President Donald Trump speaks during a briefing on the coronavirus pandemic in the press briefing room of the White House in Washington on March 26, 2020. (Drew Angerer/Getty Images)
President Donald Trump speaks during a briefing on the coronavirus pandemic in the press briefing room of the White House in Washington on March 26, 2020. (Drew Angerer/Getty Images)
Patients wear personal protective equipment while maintaining social distancing as they wait in line for a COVID-19 test at Elmhurst Hospital Center in New York City on March 25, 2020. (John Minchillo/AP Photo)
Patients wear personal protective equipment while maintaining social distancing as they wait in line for a COVID-19 test at Elmhurst Hospital Center in New York City on March 25, 2020. (John Minchillo/AP Photo)

Trump in the phone call directly named Cuomo, telling Sean Hannity: “They’d say, like Gov. Cuomo and others, they’d say we want 30,000 of them. Thirty thousand?”

“Think of this, you know you go to hospitals that have one in a hospital and now all of a sudden everyone’s asking for these vast numbers,” he added.

The New York State Department of Health approved a method of splitting a ventilator to treat two patients on Thursday as one way to combat the projected shortfall in the machines.

Dr. Deborah Birx, the coordinator for the White House Coronavirus Task Force, told reporters in Washington earlier Thursday that federal officials were “reassured” after meetings with New York officials that there are still intensive care unit beds, as well as ventilators, that haven’t been used.

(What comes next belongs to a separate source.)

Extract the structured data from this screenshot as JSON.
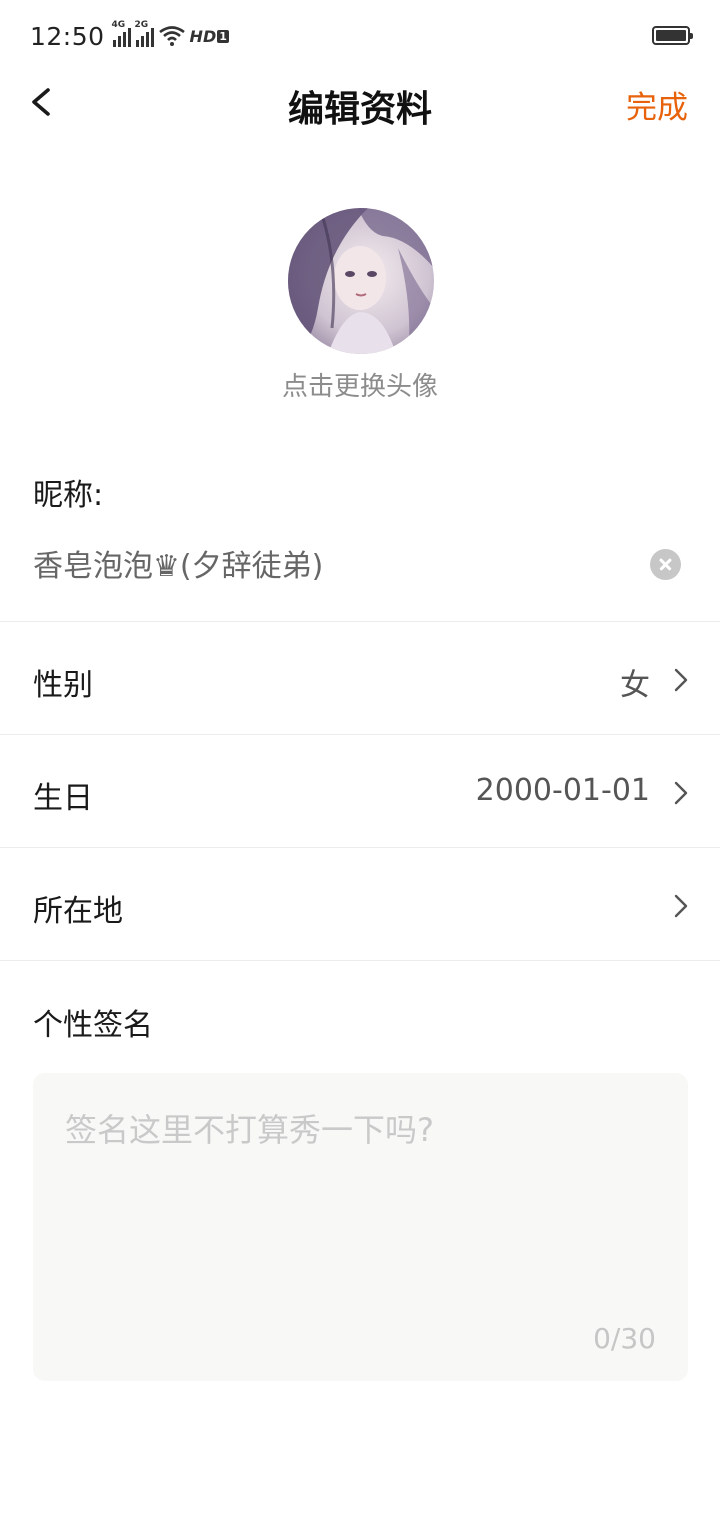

“There’s still significant—over 1,000 or 2,000—ventilators that have not been utilized yet,” she said, wondering at reports that healthcare workers are discussing “do not resuscitate” situations.

“There is no situation in the United States right now that warrants that kind of discussion,” she said. “To say that to the American people, to make the implication that when they need a hospital bed it’s not going to be there, or when they need a ventilator it’s not going to be there—we don’t have an evidence of that right now.”

COVID-19 is caused by the new coronavirus, which The Epoch Times refers to as the CCP virus because the Chinese Communist Party’s coverup and mismanagement allowed the virus to spread throughout China and create a global pandemic.
New York, the epicenter of the COVID-19 pandemic in the United States, has by far the most cases in the country. Inside the state, the bulk of the cases are in New York City. Several hospitals have seen numerous COVID-19 patients, including Elmhurst Hospital in the borough of Queens.